Села на кушетку — вся молодость и здоровье, и Василий Матвеевич с тоской позавидовал себе недавнему: как легко он перебросил мостик через пропасть, разделявшую его с Ольгой. Счастье покупное, да разве думал тогда о том, когда, как догорающее полено, вспыхнул последним пламенем, — разве думал тогда о средствах, была цель: хоть час — да мой!.. «Если на этом все кончится, и то ладно», — думал, готовый ко всему. Пусть недолгим, но охапистым глотком хватанул напоследок счастья, всем горлом, до тугого забоя души. Так думал Василий Матвеевич, а оказалось, что счастьем, как хлебом, впрок не наешься — его нужно иметь постоянно.

— Оля, не бросай меня. Люблю я тебя больше жизни! Не бросай — пропаду!.. И без того пропадаю... — просил он тихо, умоляюще.

— Ну что ты, Василий Матвеевич... Что было, то было — и хватит. У тебя жена. Чего мучиться-то! — Ольга изо всей силы старалась быть душевной, но она опаздывала к подружке на день рождения и потому досадовала. — Иди домой. Жена ждет, а он тут... — сказала уже недобрым голосом.

— Я разведусь с ней. На тебе женюсь...

— Обрадовал! — Ольга покрутила у виска пальцем. — Посмотри на себя и на меня, разве мы пара?

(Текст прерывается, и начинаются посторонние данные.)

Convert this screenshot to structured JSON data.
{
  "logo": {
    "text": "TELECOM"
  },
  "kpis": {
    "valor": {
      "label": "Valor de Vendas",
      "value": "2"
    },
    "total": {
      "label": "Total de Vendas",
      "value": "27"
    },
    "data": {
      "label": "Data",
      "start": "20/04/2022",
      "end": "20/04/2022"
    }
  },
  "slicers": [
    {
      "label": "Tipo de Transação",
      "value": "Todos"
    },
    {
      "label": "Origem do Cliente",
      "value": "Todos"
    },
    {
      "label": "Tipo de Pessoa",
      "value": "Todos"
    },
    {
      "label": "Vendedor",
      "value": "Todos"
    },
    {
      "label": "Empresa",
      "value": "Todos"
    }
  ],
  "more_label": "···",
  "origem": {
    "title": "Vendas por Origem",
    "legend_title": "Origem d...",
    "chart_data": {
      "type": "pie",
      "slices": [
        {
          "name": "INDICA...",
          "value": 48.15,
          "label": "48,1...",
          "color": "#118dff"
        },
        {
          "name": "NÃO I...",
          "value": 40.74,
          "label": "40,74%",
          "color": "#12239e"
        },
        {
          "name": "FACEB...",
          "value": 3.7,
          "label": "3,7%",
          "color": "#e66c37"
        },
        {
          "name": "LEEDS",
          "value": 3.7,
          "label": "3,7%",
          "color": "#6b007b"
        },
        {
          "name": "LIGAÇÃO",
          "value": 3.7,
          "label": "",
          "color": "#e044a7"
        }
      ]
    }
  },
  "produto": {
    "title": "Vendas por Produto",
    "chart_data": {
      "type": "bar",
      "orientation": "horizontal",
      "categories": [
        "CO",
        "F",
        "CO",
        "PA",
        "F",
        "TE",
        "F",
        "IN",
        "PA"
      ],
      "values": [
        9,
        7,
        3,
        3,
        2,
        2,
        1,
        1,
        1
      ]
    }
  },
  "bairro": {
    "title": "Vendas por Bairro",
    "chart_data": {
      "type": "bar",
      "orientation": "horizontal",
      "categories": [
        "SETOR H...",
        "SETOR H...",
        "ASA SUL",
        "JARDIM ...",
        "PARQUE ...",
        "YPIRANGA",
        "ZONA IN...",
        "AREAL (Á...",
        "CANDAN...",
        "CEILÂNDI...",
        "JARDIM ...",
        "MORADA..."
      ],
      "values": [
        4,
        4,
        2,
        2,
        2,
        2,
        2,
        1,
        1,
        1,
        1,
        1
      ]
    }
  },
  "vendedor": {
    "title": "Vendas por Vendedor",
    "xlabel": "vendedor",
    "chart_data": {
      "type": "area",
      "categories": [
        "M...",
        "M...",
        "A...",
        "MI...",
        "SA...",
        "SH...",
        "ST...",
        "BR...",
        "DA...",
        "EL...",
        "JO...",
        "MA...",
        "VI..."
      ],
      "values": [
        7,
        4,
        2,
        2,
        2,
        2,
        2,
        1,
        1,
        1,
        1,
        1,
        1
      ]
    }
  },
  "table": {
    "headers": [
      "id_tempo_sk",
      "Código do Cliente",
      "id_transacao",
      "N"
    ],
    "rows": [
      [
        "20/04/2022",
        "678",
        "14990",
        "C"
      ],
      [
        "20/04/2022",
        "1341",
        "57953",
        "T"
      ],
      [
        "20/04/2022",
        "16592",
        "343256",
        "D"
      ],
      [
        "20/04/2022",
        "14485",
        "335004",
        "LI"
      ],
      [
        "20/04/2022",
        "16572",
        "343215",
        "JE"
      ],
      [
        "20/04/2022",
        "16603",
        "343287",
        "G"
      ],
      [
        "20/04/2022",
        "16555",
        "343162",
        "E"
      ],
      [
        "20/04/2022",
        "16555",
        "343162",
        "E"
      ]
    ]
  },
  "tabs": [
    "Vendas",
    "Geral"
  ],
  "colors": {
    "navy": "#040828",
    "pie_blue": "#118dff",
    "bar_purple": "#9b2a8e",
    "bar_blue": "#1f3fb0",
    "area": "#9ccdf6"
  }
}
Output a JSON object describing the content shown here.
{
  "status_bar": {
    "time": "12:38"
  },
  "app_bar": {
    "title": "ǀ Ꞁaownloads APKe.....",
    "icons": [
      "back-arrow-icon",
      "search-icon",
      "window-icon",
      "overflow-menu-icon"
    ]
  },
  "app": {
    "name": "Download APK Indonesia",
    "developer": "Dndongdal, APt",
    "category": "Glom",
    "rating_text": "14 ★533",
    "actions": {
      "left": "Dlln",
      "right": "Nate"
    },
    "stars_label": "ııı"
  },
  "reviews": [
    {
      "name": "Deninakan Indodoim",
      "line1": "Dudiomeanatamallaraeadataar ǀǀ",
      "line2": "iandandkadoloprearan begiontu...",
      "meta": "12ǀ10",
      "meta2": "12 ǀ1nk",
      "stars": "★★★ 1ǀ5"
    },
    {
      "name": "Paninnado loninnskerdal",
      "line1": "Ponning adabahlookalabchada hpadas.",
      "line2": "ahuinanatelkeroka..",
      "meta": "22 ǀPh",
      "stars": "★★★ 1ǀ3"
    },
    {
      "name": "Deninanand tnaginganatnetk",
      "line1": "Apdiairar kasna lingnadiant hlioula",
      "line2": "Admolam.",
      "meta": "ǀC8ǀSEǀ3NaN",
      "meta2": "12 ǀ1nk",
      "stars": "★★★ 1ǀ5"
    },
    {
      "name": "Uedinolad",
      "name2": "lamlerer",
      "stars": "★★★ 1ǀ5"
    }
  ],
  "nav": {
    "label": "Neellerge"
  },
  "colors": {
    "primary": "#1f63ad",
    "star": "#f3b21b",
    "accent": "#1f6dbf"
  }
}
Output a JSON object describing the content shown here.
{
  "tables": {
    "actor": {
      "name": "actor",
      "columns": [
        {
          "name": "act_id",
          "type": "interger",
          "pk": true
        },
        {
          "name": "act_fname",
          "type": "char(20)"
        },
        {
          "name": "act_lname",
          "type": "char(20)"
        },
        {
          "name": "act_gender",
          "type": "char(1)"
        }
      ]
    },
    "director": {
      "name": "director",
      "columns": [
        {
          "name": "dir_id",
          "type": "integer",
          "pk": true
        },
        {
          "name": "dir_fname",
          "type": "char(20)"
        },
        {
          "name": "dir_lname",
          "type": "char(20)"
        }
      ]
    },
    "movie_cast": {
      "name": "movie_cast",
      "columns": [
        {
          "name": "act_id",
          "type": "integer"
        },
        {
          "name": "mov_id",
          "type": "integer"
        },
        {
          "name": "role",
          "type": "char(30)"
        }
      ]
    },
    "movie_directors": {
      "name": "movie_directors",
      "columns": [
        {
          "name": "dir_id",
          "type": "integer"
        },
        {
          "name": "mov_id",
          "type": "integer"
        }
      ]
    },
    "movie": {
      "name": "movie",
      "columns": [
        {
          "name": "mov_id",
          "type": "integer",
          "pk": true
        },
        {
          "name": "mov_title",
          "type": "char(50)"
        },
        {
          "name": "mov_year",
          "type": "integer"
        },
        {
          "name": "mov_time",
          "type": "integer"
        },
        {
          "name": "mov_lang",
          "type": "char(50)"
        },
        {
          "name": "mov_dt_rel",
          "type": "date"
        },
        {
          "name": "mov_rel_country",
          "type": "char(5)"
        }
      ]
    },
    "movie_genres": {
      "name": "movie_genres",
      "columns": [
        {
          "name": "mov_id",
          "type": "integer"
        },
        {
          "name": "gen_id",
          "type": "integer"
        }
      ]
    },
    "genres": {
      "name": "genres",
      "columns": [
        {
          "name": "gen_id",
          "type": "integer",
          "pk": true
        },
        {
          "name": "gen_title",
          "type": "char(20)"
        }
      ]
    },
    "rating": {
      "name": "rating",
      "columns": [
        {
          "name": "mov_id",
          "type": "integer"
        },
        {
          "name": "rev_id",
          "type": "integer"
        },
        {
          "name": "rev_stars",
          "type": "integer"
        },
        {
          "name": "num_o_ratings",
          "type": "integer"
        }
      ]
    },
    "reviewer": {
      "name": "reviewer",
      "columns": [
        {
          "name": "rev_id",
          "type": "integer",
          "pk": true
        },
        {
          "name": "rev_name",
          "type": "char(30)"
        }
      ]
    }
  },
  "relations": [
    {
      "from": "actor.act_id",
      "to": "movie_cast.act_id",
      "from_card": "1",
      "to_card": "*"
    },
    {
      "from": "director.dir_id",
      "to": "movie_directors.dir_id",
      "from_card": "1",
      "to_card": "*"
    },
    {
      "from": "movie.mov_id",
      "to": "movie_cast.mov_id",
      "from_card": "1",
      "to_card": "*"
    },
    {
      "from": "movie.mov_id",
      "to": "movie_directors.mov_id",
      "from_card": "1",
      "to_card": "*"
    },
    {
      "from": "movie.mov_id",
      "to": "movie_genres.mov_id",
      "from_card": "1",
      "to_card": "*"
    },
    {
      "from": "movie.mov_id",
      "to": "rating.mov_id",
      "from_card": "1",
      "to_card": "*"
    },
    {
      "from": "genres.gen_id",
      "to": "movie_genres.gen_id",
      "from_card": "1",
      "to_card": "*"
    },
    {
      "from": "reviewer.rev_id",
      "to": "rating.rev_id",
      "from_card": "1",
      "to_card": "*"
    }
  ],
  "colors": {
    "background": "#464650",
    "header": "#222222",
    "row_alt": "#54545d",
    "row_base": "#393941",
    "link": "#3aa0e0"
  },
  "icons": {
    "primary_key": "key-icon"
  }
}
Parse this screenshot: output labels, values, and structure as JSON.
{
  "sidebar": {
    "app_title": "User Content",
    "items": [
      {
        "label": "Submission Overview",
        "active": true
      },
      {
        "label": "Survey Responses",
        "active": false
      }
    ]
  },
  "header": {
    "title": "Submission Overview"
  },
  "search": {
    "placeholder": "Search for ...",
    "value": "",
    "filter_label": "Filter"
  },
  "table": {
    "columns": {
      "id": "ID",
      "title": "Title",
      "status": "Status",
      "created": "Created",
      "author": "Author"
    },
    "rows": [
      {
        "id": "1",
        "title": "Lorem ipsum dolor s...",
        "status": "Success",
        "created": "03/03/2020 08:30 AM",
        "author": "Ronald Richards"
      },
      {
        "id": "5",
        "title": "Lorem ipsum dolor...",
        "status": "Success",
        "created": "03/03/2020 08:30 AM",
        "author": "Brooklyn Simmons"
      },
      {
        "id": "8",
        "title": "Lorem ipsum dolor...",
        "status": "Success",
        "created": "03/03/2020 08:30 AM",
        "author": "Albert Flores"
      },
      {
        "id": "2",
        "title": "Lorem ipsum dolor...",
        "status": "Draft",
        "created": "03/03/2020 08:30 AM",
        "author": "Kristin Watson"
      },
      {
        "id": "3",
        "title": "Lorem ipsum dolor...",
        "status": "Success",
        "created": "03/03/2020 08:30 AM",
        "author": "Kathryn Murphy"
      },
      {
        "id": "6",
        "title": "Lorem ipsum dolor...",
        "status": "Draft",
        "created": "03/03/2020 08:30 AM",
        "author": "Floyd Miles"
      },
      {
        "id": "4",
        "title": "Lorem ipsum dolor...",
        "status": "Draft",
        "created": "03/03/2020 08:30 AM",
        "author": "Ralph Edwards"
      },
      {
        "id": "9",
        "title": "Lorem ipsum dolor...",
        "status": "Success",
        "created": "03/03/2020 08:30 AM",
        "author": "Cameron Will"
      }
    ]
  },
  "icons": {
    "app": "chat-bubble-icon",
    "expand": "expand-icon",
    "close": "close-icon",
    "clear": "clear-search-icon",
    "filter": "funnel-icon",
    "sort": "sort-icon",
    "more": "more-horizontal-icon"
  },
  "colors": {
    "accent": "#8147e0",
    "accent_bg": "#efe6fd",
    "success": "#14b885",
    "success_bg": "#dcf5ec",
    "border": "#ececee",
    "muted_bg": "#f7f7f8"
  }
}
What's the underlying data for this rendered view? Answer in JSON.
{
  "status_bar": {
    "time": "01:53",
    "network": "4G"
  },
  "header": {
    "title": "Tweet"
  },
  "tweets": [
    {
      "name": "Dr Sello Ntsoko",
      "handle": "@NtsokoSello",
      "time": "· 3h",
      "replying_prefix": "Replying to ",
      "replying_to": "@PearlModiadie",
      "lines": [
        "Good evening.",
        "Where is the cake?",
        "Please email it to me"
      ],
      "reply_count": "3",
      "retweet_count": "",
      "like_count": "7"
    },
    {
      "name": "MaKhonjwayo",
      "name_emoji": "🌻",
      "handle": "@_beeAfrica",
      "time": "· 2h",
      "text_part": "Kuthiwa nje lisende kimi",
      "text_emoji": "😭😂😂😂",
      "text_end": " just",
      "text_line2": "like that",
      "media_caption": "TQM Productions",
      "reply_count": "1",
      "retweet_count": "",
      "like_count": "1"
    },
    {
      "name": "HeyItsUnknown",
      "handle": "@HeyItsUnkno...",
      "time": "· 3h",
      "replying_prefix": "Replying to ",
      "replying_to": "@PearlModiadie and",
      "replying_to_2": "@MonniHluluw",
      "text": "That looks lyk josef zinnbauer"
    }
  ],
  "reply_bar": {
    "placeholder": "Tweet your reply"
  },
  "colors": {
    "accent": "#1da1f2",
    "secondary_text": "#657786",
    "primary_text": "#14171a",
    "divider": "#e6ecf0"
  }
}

Сиделкой при тебе быть?

Под сердцем у Василия Матвеевича что-то лопнуло, полоснуло жгучей болью, и он, хрипя, стал валиться на сторону. Ольга метнулась во двор, забыв, что вода в кухне. Вернулась да кастрюлю, почти ведерную, опрокинула ему на голову.

Он застонал, дыхание стало выравниваться.

— Ага! Будешь мне тут!.. — Ольга, больно прихватывая волосы, терла его голову полотенцем. — Поднимайся. Ну! Поднимайся живо!..

Тянула за плечи, а он уже пришел в себя, но от стола не отрывался, стонал, стараясь разжалобить Ольгу, этим еще больше озлоблял ее. И она догадалась, что поможет не таска, а ласка.

— Пойдем, Вася, пойдем, — заворковала она. — Я тебя провожу. Какой ты... Пойдем!

Он понял ее немудреную хитрость, с трудом поднялся. Вышли на мглистую безлюдную улицу, в конце которой, там, куда ему нужно было идти, из темных округлых деревьев поднималась вишневоликая луна.

— Мне не к кому идти, Оля, — потянул он ее неподатливую руку, чтобы поцеловать.

— Как — не к кому? Жена дома, — отняла руку — Иди потихоньку.

— Ишь ты-ы!.. — зашипел по-гусиному. — Деньги брала, так про жену не вспоминала! А? Зачем было все? Зачем мучить человека? Или я не человек?

Ольга легко развернула Василия Матвеевича, сильно толкнула под лопатки, и он едва не свалился, сделал вихлястую пробежку.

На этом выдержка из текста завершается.